I’ve been enjoying laying on the balcony couch and listening to Richard read audio books for me and it’s been nice. The weather has been very warm but it’s going to get colder again, we may even get some snow.
Yesterday me and hubby did the grocery store run. We also visited the candy factory in the neighbourhood to buy Easter eggs and it all just took all my juices and so I went to read on the balcony.
In the evening when the balcony became a bit too cold to continue laying in I came indoors and finished Luther season 5 from Netflix. I quite liked it, season 4 was not very good and only had two episodes so. I also finished watching Hinterlands on Friday and yesterday I begun to watch The OA season 2. I find it very good, season 1 was great and I think this one will be about as good. And of course there’s Jason. I used to be a Lost girl but the fandom kind of moved over, a bit like Armitage Army is doing nowadays imo (?). On the other hand Jason is doing smaller roles than Richard I think and that’s part of the fandom slowing down.

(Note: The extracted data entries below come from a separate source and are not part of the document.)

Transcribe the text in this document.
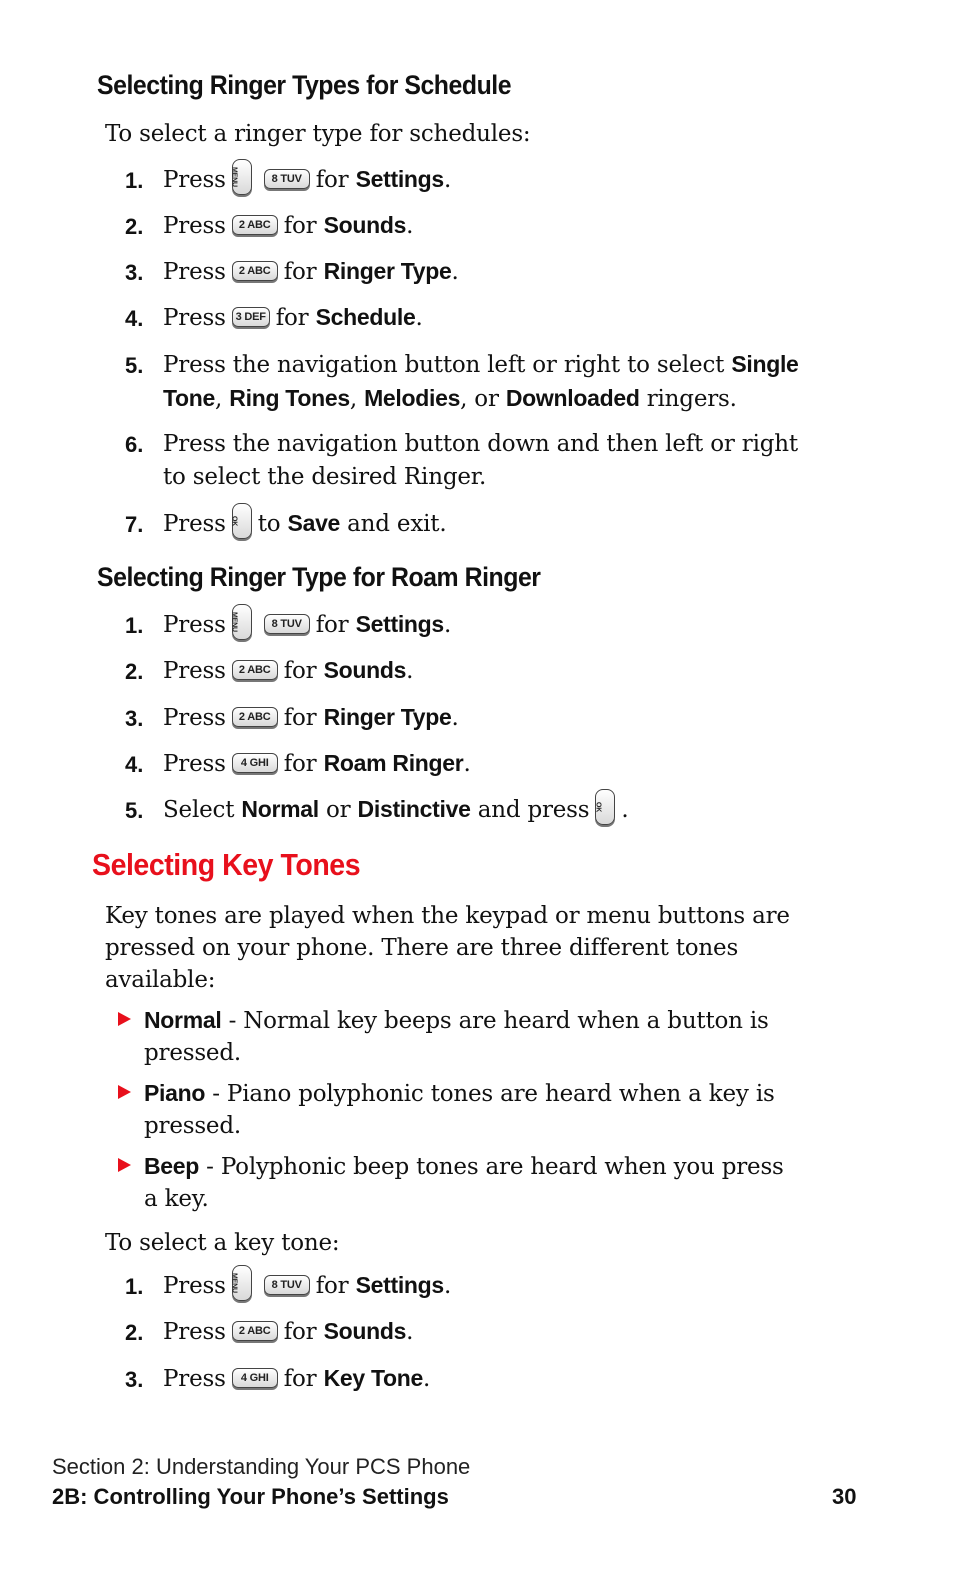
Selecting Ringer Types for Schedule
To select a ringer type for schedules:
1. Press MENU	8 TUV for Settings.
2. Press 2 ABC for Sounds.
3. Press 2 ABC for Ringer Type.
4. Press 3 DEF for Schedule.
5. Press the navigation button left or right to select Single Tone, Ring Tones, Melodies, or Downloaded ringers.
6. Press the navigation button down and then left or right to select the desired Ringer.
7. Press OK to Save and exit.
Selecting Ringer Type for Roam Ringer
1. Press MENU	8 TUV for Settings.
2. Press 2 ABC for Sounds.
3. Press 2 ABC for Ringer Type.
4. Press 4 GHI for Roam Ringer.
5. Select Normal or Distinctive and press OK .
Selecting Key Tones
Key tones are played when the keypad or menu buttons are pressed on your phone. There are three different tones available:
Normal - Normal key beeps are heard when a button is pressed.
Piano - Piano polyphonic tones are heard when a key is pressed.
Beep - Polyphonic beep tones are heard when you press a key.
To select a key tone:
1. Press MENU	8 TUV for Settings.
2. Press 2 ABC for Sounds.
3. Press 4 GHI for Key Tone.
Section 2: Understanding Your PCS Phone
2B: Controlling Your Phone’s Settings	30
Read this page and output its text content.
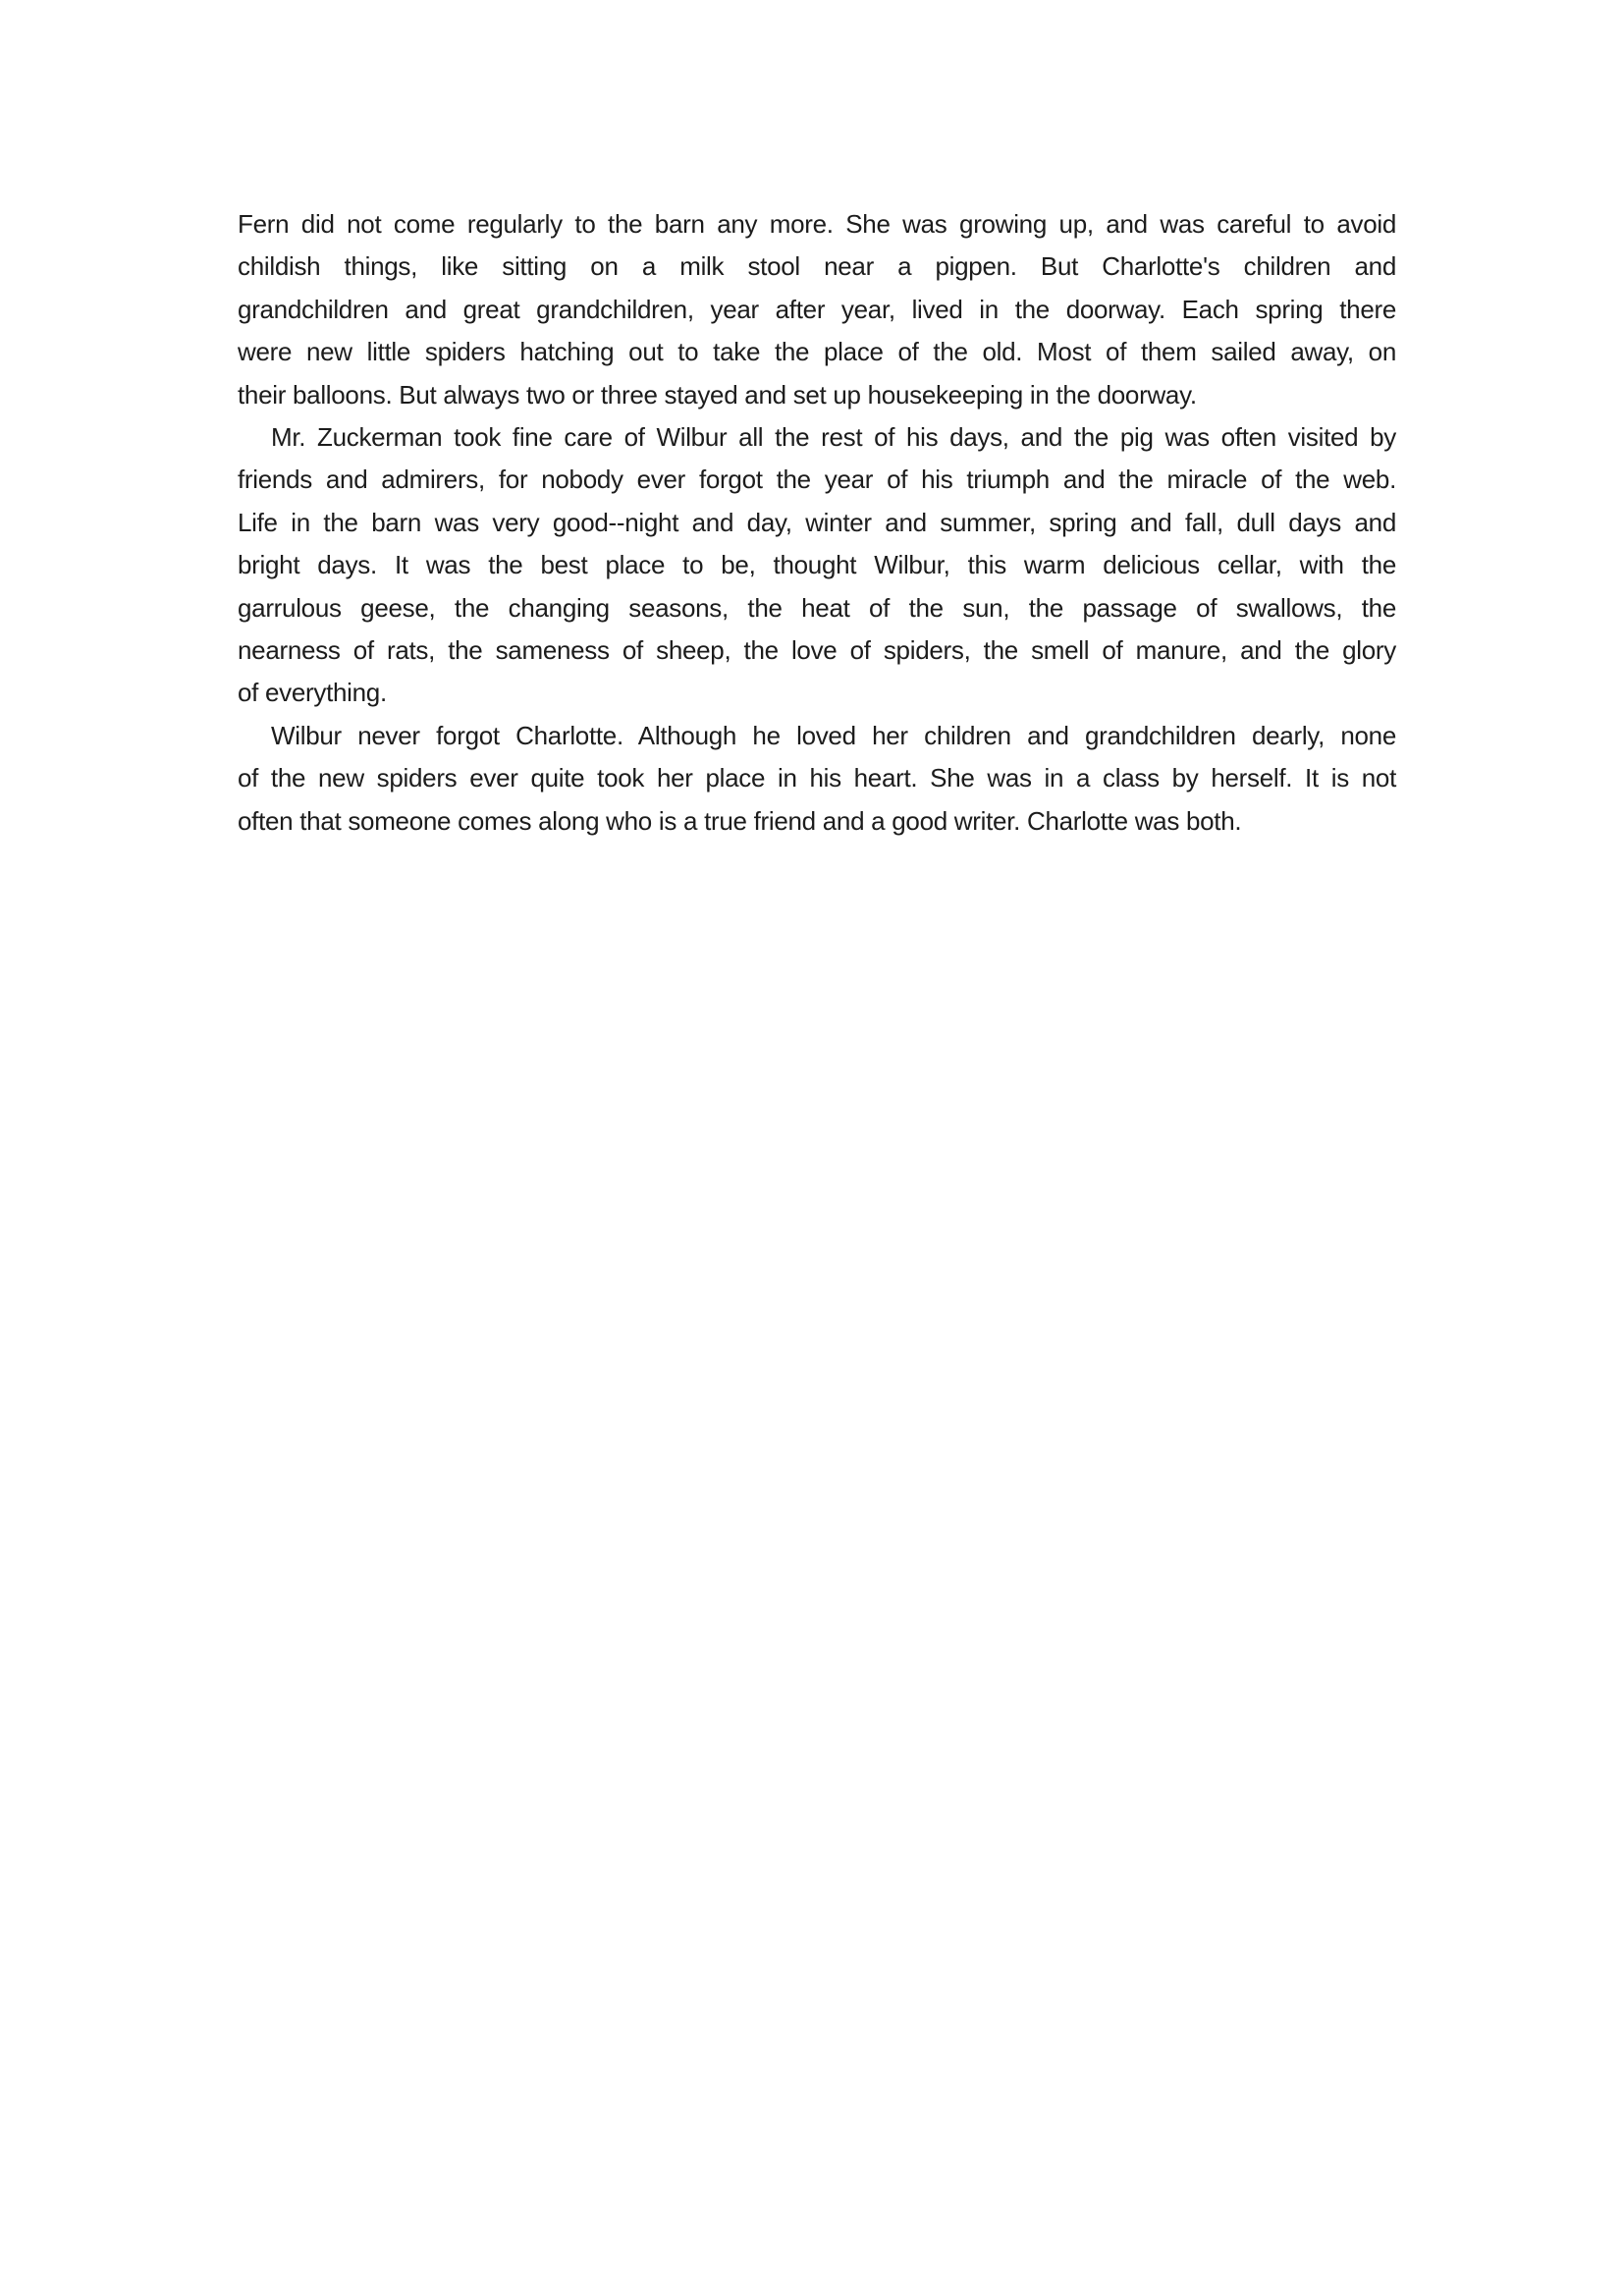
Fern did not come regularly to the barn any more. She was growing up, and was careful to avoid
childish things, like sitting on a milk stool near a pigpen. But Charlotte's children and
grandchildren and great grandchildren, year after year, lived in the doorway. Each spring there
were new little spiders hatching out to take the place of the old. Most of them sailed away, on
their balloons. But always two or three stayed and set up housekeeping in the doorway.

Mr. Zuckerman took fine care of Wilbur all the rest of his days, and the pig was often visited by
friends and admirers, for nobody ever forgot the year of his triumph and the miracle of the web.
Life in the barn was very good--night and day, winter and summer, spring and fall, dull days and
bright days. It was the best place to be, thought Wilbur, this warm delicious cellar, with the
garrulous geese, the changing seasons, the heat of the sun, the passage of swallows, the
nearness of rats, the sameness of sheep, the love of spiders, the smell of manure, and the glory
of everything.

Wilbur never forgot Charlotte. Although he loved her children and grandchildren dearly, none
of the new spiders ever quite took her place in his heart. She was in a class by herself. It is not
often that someone comes along who is a true friend and a good writer. Charlotte was both.
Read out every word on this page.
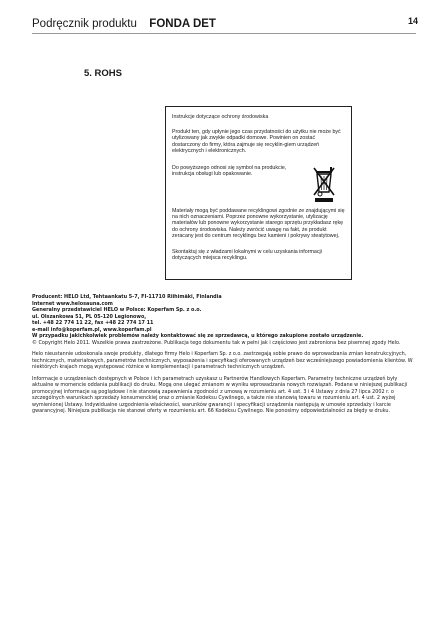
Podręcznik produktu FONDA DET	14
5. ROHS

Instrukcje dotyczące ochrony środowiska

Produkt ten, gdy upłynie jego czas przydatności do użytku nie może być utylizowany jak zwykłe odpadki domowe. Powinien on zostać dostarczony do firmy, która zajmuje się recyklin-giem urządzeń elektrycznych i elektronicznych.

Do powyższego odnosi się symbol na produkcie, instrukcja obsługi lub opakowanie.

Materiały mogą być poddawane recyklingowi zgodnie ze znajdującymi się na nich oznaczeniami. Poprzez ponowne wykorzystanie, utylizację materiałów lub ponowne wykorzystanie starego sprzętu przykładasz rękę do ochrony środowiska. Należy zwrócić uwagę na fakt, że produkt zeracany jest do centrum recyklingu bez kamieni i pokrywy steatytowej.

Skontaktuj się z władzami lokalnymi w celu uzyskania informacji dotyczących miejsca recyklingu.

Producent: HELO Ltd, Tehtaankatu 5-7, FI-11710 Riihimäki, Finlandia
Internet www.helosauna.com
Generalny przedstawiciel HELO w Polsce: Koperfam Sp. z o.o.
ul. Olszankowa 51, PL 05-120 Legionowo,
tel. +48 22 774 11 22, fax +48 22 774 17 11
e-mail info@koperfam.pl, www.koperfam.pl
W przypadku jakichkolwiek problemów należy kontaktować się ze sprzedawcą, u którego zakupione zostało urządzenie.
© Copyright Helo 2011. Wszelkie prawa zastrzeżone. Publikacja tego dokumentu tak w pełni jak i częściowo jest zabroniona bez pisemnej zgody Helo.
Helo nieustannie udoskonala swoje produkty, dlatego firmy Helo i Koperfam Sp. z o.o. zastrzegają sobie prawo do wprowadzania zmian konstrukcyjnych, technicznych, materiałowych, parametrów technicznych, wyposażenia i specyfikacji oferowanych urządzeń bez wcześniejszego powiadomienia klientów. W niektórych krajach mogą występować różnice w komplementacji i parametrach technicznych urządzeń.
Informacje o urządzeniach dostępnych w Polsce i ich parametrach uzyskasz u Partnerów Handlowych Koperfam. Parametry techniczne urządzeń były aktualne w momencie oddania publikacji do druku. Mogą one ulegać zmianom w wyniku wprowadzania nowych rozwiązań. Podane w niniejszej publikacji promocyjnej informacje są poglądowe i nie stanowią zapewnienia zgodności z umową w rozumieniu art. 4 ust. 3 i 4 Ustawy z dnia 27 lipca 2002 r. o szczególnych warunkach sprzedaży konsumenckiej oraz o zmianie Kodeksu Cywilnego, a także nie stanowią towaru w rozumieniu art. 4 ust. 2 wyżej wymienionej Ustawy. Indywidualne uzgodnienia właściwości, warunków gwarancji i specyfikacji urządzenia następują w umowie sprzedaży i karcie gwarancyjnej. Niniejsza publikacja nie stanowi oferty w rozumieniu art. 66 Kodeksu Cywilnego. Nie ponosimy odpowiedzialności za błędy w druku.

Today I’ve washed clothes (things that never end..) and I washed kitchen windows which I really like doing. I was listening to Richard read Heads you win by Jeffrey Archer while cleaning the windows and doing my bujo. I also baked some pomegranate scones which youngest son loves.
I’m going to sauna now and then I think I’ll watch a bit of OA and unravel an old UFO knit which doesn’t seem to knit itself in the closet. I’ve found a better pattern for the yarn and I only need to buy a bit of white yarn to go with it.